Let me say that I hope I’m not the only parent that assumed babies would have a proportionally smaller gas production capacity. I knew babies got stomachaches from gas but I assumed that was just because their stomachs are so much smaller. I was wrong. My dainty little lady produces enough gas to float the Hindenburg. It’s amazing her stomach hasn’t exploded.
Unfortunately, all the other options for relieving infant gas are much more time intensive. If you are nursing it’s time to investigate your diet and eliminate possibly irritating foods like caffeine, onions, dairy milk, cabbage, etc. I must say I feel a little hypocritical recommending this because I always just assumed my diet rotated enough that whatever food bugged her wasn’t worth tracking down.

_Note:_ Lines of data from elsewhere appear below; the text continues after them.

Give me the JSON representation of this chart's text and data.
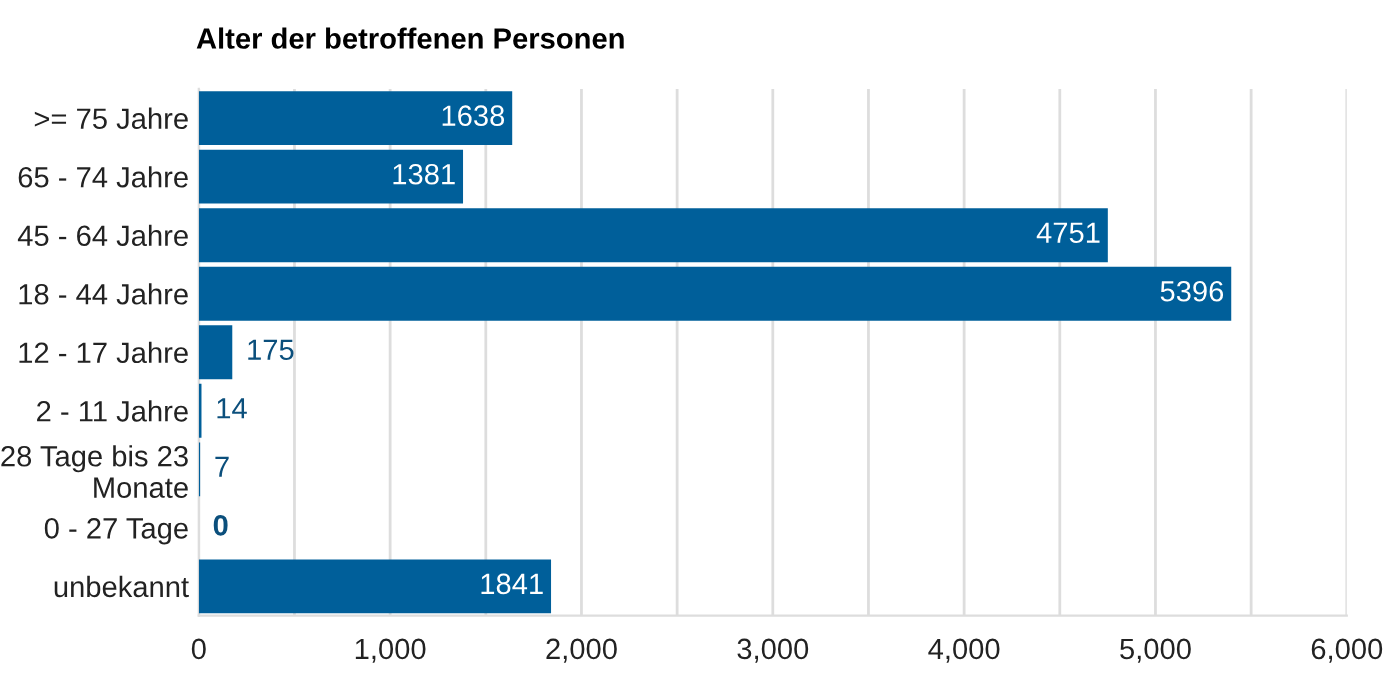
{
  "chart_data": {
    "type": "bar",
    "orientation": "horizontal",
    "title": "Alter der betroffenen Personen",
    "categories": [
      ">= 75 Jahre",
      "65 - 74 Jahre",
      "45 - 64 Jahre",
      "18 - 44 Jahre",
      "12 - 17 Jahre",
      "2 - 11 Jahre",
      "28 Tage bis 23 Monate",
      "0 - 27 Tage",
      "unbekannt"
    ],
    "values": [
      1638,
      1381,
      4751,
      5396,
      175,
      14,
      7,
      0,
      1841
    ],
    "color": "#005f9a",
    "xlim": [
      0,
      6000
    ],
    "xticks": [
      {
        "value": 0,
        "label": "0"
      },
      {
        "value": 500,
        "label": null
      },
      {
        "value": 1000,
        "label": "1,000"
      },
      {
        "value": 1500,
        "label": null
      },
      {
        "value": 2000,
        "label": "2,000"
      },
      {
        "value": 2500,
        "label": null
      },
      {
        "value": 3000,
        "label": "3,000"
      },
      {
        "value": 3500,
        "label": null
      },
      {
        "value": 4000,
        "label": "4,000"
      },
      {
        "value": 4500,
        "label": null
      },
      {
        "value": 5000,
        "label": "5,000"
      },
      {
        "value": 5500,
        "label": null
      },
      {
        "value": 6000,
        "label": "6,000"
      }
    ],
    "grid": "x",
    "data_labels": true
  }
}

I’m embarrassingly lazy when it comes to food. Of course, if your infant is on formula or solid food, you would apply the same investigation to their diet. Other solutions (as offered by HealthyChildren.org) include spacing feedings by at least 2 to 2.5 hours, introducing a pacifier (aka the original lifesaver) or laying your baby stomach down on your lap while rubbing their back (my husband would call this the tooting position).
On a lighter note, HealthyChildren.org wants to remind you that the crying will calm down to only one or two hours a night after a few months. For some reason they felt the need to follow that information with a reminder to let someone else hang out with baby for awhile if you feel your sanity starting to crack. Ah, parenthood.